Time for the Fed to draw the curtain on ‘will they, won’t they’ pantomime, says Stewart Robertson.

Key points

  • Higher US rates are overdue
  • Rate-setters’ dilly-dallying unsettles markets
  • And threatens the Fed’s own credibility
  • Further prevarication risks serious reputational damage

Central banks in the West have eased monetary policy to an unprecedented extent in recent years as they attempt to nurse their economies back to health. Given the extent of the economic downturn that accompanied the financial crisis of 2008 the combined policy response was undoubtedly merited.

Indeed some, such as the European Central Bank and Bank of Japan, appear to have more to do. But for others, most notably the US Federal Reserve (Fed), the time has surely come to bite the bullet and take the final steps towards normalising policy.

Higher US interest rates are long overdue. At the start of the year the Fed had been signalling lift-off might come by the summer. But when a string of economic releases suggested the US recovery may have stalled in the first quarter, the central bank used that as an excuse to signal that rates would stay on hold for a while longer.

Then just as it looked as if policymakers could be set to pull the trigger in September with the US economy ticking along nicely, first the Chinese economy began to slow appreciably and then equity markets got jittery. So once again a rate rise was deferred.

Fast forward a month and, with the US equity market having enjoyed its best month in four years in September, the Fed was all of a sudden indicating that a December rate hike was back on the agenda.

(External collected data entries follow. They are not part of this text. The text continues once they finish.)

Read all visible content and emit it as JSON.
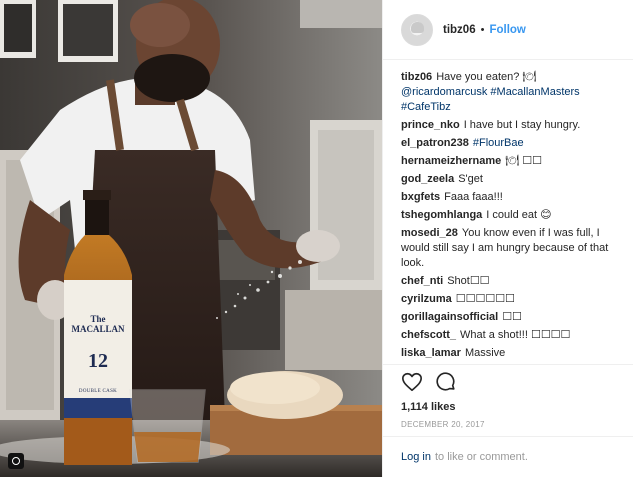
{
  "post": {
    "username": "tibz06",
    "separator": "•",
    "follow_label": "Follow"
  },
  "photo": {
    "bottle_brand": "The MACALLAN",
    "bottle_age": "12",
    "bottle_cask": "DOUBLE CASK"
  },
  "caption": {
    "username": "tibz06",
    "text_plain": "Have you eaten? 🍽",
    "text_tags": "@ricardomarcusk #MacallanMasters #CafeTibz"
  },
  "comments": [
    {
      "username": "prince_nko",
      "text": "I have but I stay hungry."
    },
    {
      "username": "el_patron238",
      "text": "#FlourBae"
    },
    {
      "username": "hernameizhername",
      "text": "🍽 ☐☐"
    },
    {
      "username": "god_zeela",
      "text": "S'get"
    },
    {
      "username": "bxgfets",
      "text": "Faaa faaa!!!"
    },
    {
      "username": "tshegomhlanga",
      "text": "I could eat 😊"
    },
    {
      "username": "mosedi_28",
      "text": "You know even if I was full, I would still say I am hungry because of that look."
    },
    {
      "username": "chef_nti",
      "text": "Shot☐☐"
    },
    {
      "username": "cyrilzuma",
      "text": "☐☐☐☐☐☐"
    },
    {
      "username": "gorillagainsofficial",
      "text": "☐☐"
    },
    {
      "username": "chefscott_",
      "text": "What a shot!!! ☐☐☐☐"
    },
    {
      "username": "liska_lamar",
      "text": "Massive"
    }
  ],
  "actions": {
    "like_icon": "heart-icon",
    "comment_icon": "comment-icon",
    "likes": "1,114 likes",
    "date": "DECEMBER 20, 2017"
  },
  "footer": {
    "login_label": "Log in",
    "rest": "to like or comment."
  }
}
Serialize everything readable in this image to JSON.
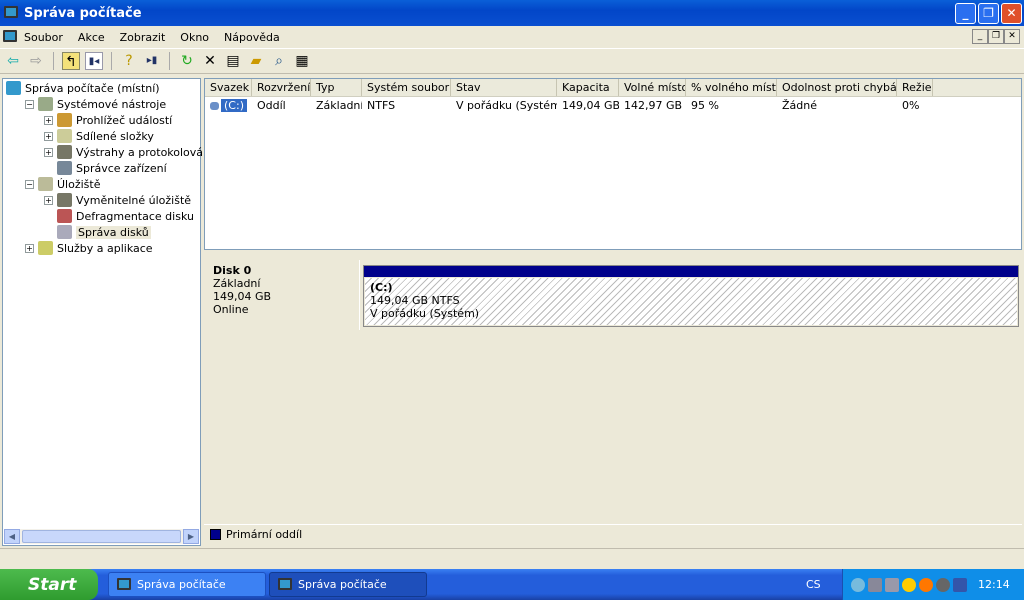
{
  "window": {
    "title": "Správa počítače",
    "minimize": "_",
    "maximize": "❐",
    "close": "✕"
  },
  "menu": [
    "Soubor",
    "Akce",
    "Zobrazit",
    "Okno",
    "Nápověda"
  ],
  "tree": [
    {
      "label": "Správa počítače (místní)",
      "level": 0,
      "expander": ""
    },
    {
      "label": "Systémové nástroje",
      "level": 1,
      "expander": "−"
    },
    {
      "label": "Prohlížeč událostí",
      "level": 2,
      "expander": "+"
    },
    {
      "label": "Sdílené složky",
      "level": 2,
      "expander": "+"
    },
    {
      "label": "Výstrahy a protokolování vý",
      "level": 2,
      "expander": "+"
    },
    {
      "label": "Správce zařízení",
      "level": 2,
      "expander": ""
    },
    {
      "label": "Úložiště",
      "level": 1,
      "expander": "−"
    },
    {
      "label": "Vyměnitelné úložiště",
      "level": 2,
      "expander": "+"
    },
    {
      "label": "Defragmentace disku",
      "level": 2,
      "expander": ""
    },
    {
      "label": "Správa disků",
      "level": 2,
      "expander": "",
      "selected": true
    },
    {
      "label": "Služby a aplikace",
      "level": 1,
      "expander": "+"
    }
  ],
  "volumes": {
    "columns": [
      "Svazek",
      "Rozvržení",
      "Typ",
      "Systém souborů",
      "Stav",
      "Kapacita",
      "Volné místo",
      "% volného místa",
      "Odolnost proti chybám",
      "Režie"
    ],
    "rows": [
      [
        "(C:)",
        "Oddíl",
        "Základní",
        "NTFS",
        "V pořádku (Systém)",
        "149,04 GB",
        "142,97 GB",
        "95 %",
        "Žádné",
        "0%"
      ]
    ]
  },
  "disk": {
    "name": "Disk 0",
    "type": "Základní",
    "size": "149,04 GB",
    "state": "Online",
    "partition": {
      "label": "(C:)",
      "size": "149,04 GB NTFS",
      "status": "V pořádku (Systém)",
      "color": "#00008b"
    }
  },
  "legend": {
    "label": "Primární oddíl",
    "color": "#00008b"
  },
  "taskbar": {
    "start": "Start",
    "tasks": [
      "Správa počítače",
      "Správa počítače"
    ],
    "lang": "CS",
    "clock": "12:14"
  }
}
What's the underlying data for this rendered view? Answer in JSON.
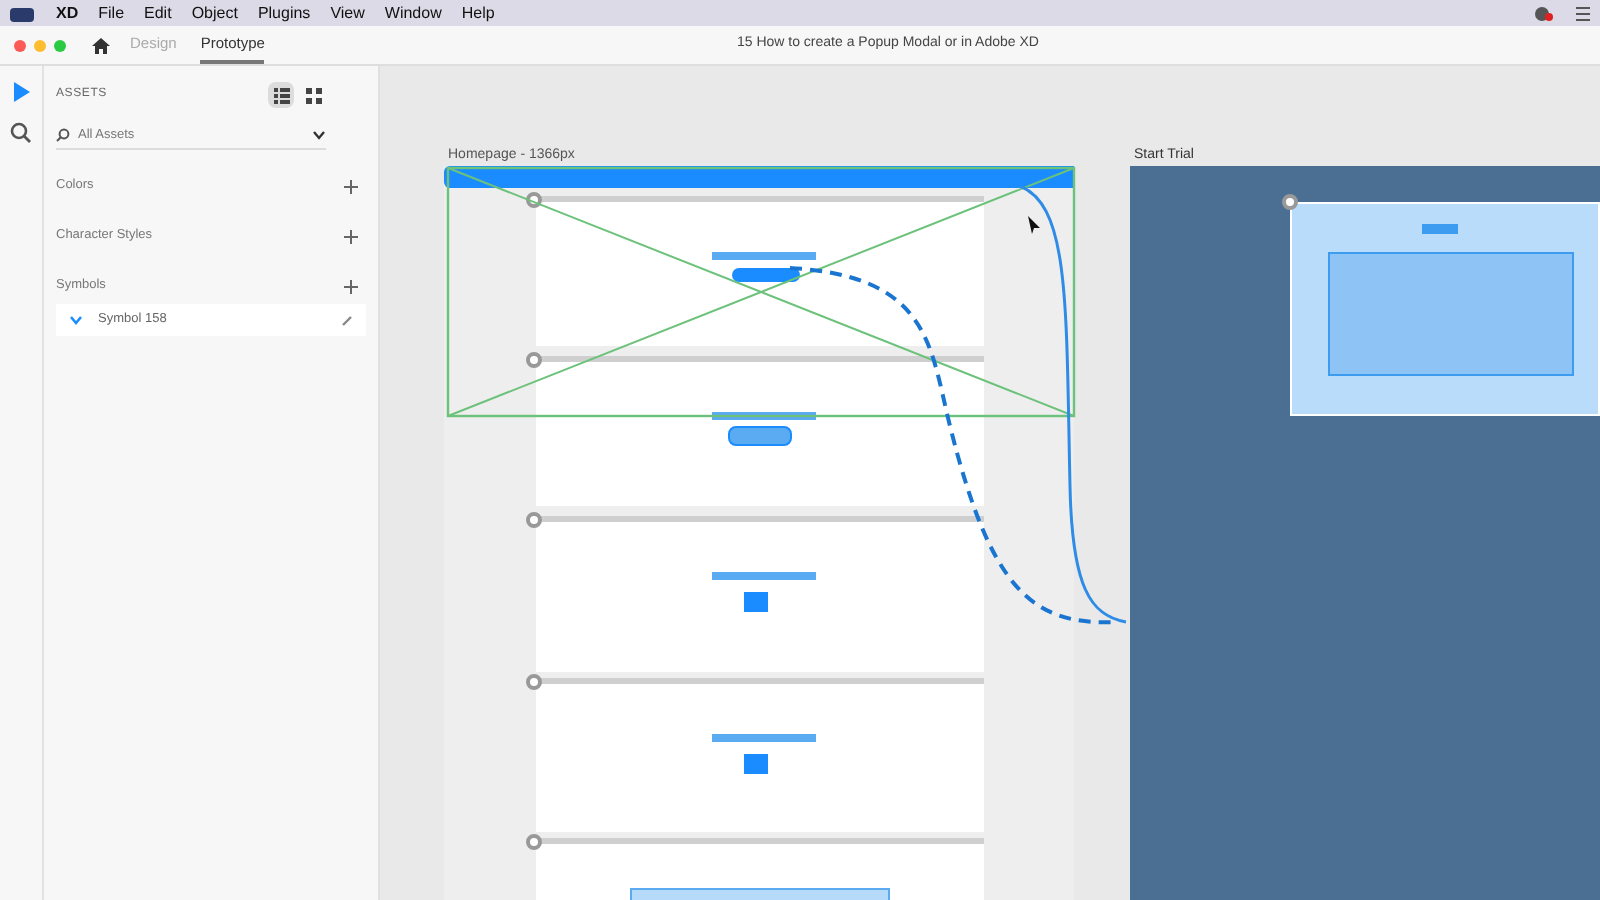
{
  "menu_bar": {
    "app": "XD",
    "items": [
      "File",
      "Edit",
      "Object",
      "Plugins",
      "View",
      "Window",
      "Help"
    ]
  },
  "tabs": [
    {
      "label": "Design",
      "selected": false
    },
    {
      "label": "Prototype",
      "selected": true
    }
  ],
  "document_title": "15 How to create a Popup Modal or in Adobe XD",
  "tools": [
    {
      "kind": "select",
      "selected": true
    },
    {
      "kind": "search",
      "selected": false
    }
  ],
  "assets": {
    "title": "ASSETS",
    "view_modes": [
      {
        "kind": "list",
        "selected": true
      },
      {
        "kind": "grid",
        "selected": false
      }
    ],
    "search": {
      "placeholder": "All Assets"
    },
    "sections": [
      {
        "label": "Colors"
      },
      {
        "label": "Character Styles"
      },
      {
        "label": "Symbols"
      }
    ],
    "symbols": [
      {
        "label": "Symbol 158",
        "expanded": true
      }
    ]
  },
  "canvas": {
    "artboards": [
      {
        "title": "Homepage - 1366px",
        "kind": "page"
      },
      {
        "title": "Start Trial",
        "kind": "overlay"
      }
    ]
  }
}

While rate-setters’ constant dilly-dallying has kept central-bank watchers fully occupied, it has done little for the credibility of the central bank. For a start, there is little doubt that part of the volatility seen in financial markets in recent months has been down to the lack of clarity over the Fed’s game-plan.

Few ever imagined it would be a straightforward task to wean financial markets off such a potent monetary medicine. But with the US economy still doing relatively well, it makes sense to begin trying.

The economy, at this juncture, can weather a modest increase in interest rates. Furthermore, although higher interest rates will present a headwind for asset prices, the way in which markets have reacted in recent days to the Fed’s volte-face of October 28 suggests any sell-off should prove short-lived.

At the end of the day, the Fed is risking serious reputational damage, which won’t be straightforward to repair, if it prevaricates any longer.